Dentro do programa Rio Acolhedor, os abrigados têm oportunidade de fazer alfabetização para jovens e adultos, capacitação profissional, esportes e apoio a dependentes químicos, além de poder tirar nova documentação. As equipes contam com assistentes sociais, educadores, psicólogos, pedagogos, fonoaudiólogos, professores de educação física, enfermeira e nutricionista. São 438 vagas em unidades próprias do município e 100 vagas em instituições conveniadas.

De acordo com perfil traçado pela Secretaria Municipal de Assistência Social, a população de rua adulta do Rio de Janeiro é composta, na maioria, por homens (76%). O principal motivo que leva as pessoas a essa situação é o alcoolismo e o uso de drogas (58%), seguido de conflito familiar (26%) e desemprego (10%). Aparecem também como motivo a violência na comunidade (4%) e a situação de exploração sexual (2%).
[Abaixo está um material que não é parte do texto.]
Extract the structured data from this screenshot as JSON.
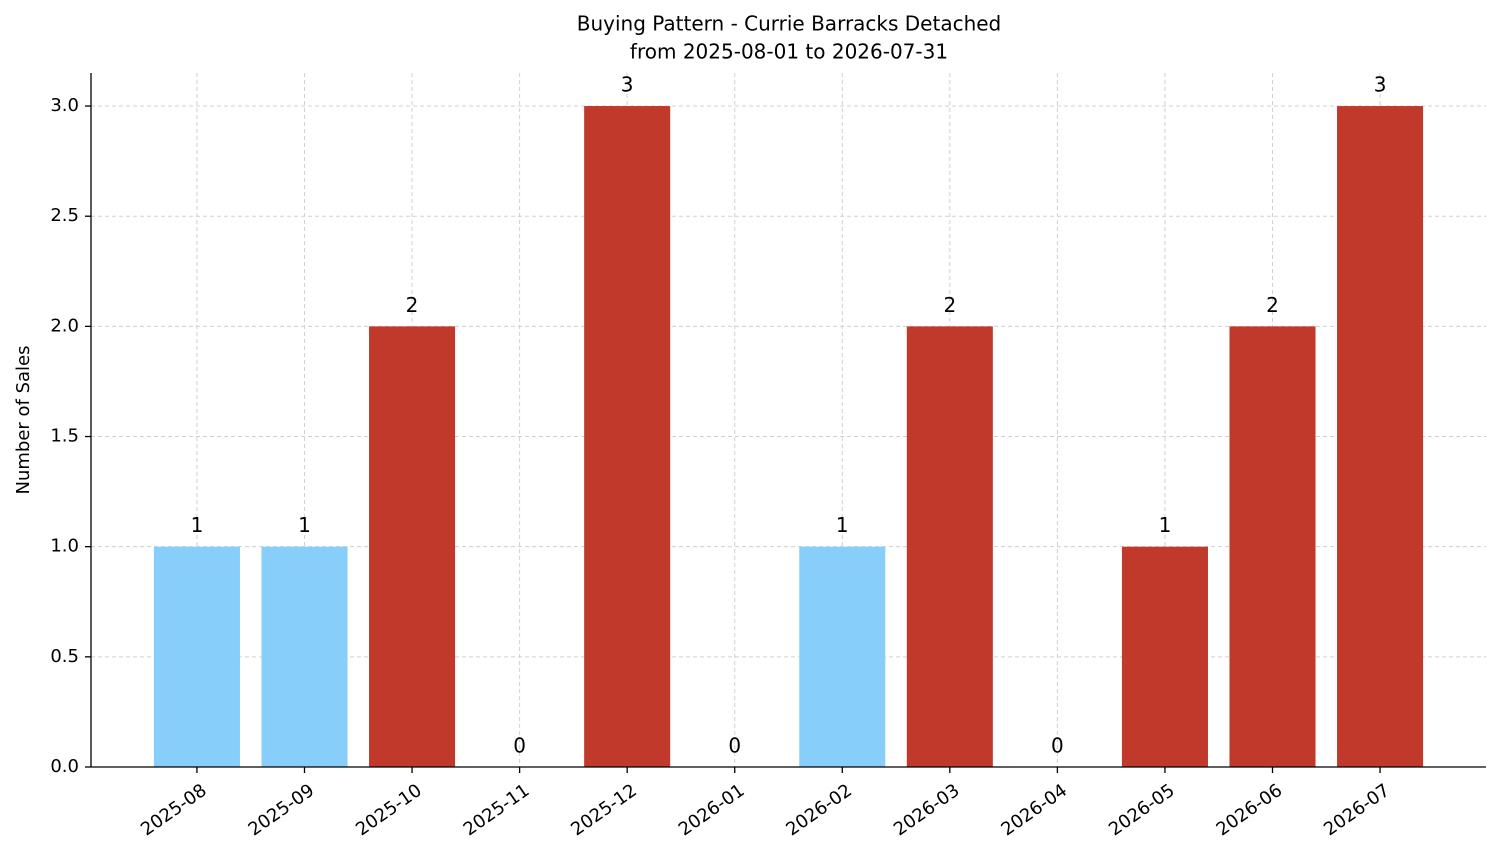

A coordenadora-geral de serviços de acolhimento do Ministério do Desenvolvimento Social e Combater à Fome, Mariana de Sousa Machado Neris, lembra que o problema é muito amplo e exige atenção individualizada. “Não existe um sujeito claramente identificável como usuário de droga, são de todas as idades, gêneros, classes sociais, religiões, posições sociais. Cada experiência é uma vivência singular”.

De acordo com ela, o desafio é desmascarar o problema do crack para identificar os outros problemas do usuário. “A abordagem tem que romper com a linha higienista, que leva o usuário à privação de liberdade, para desenvolver uma estratégia integrada e integral, reconhecendo o usuário como sujeito de direito, sem estigmatizar. A responsabilidade é compartilhada entre os níveis da Federação.”

A Polícia Militar informa que apreendeu, de janeiro a novembro deste ano, 103.399 pedras de crack em toda a cidade. Dentro do programa federal Crack, É Possível Vencer, foram formados 48 operadores de segurança, entre eles, policiais militares, civis e guardas municipais, para atuar no combate à droga.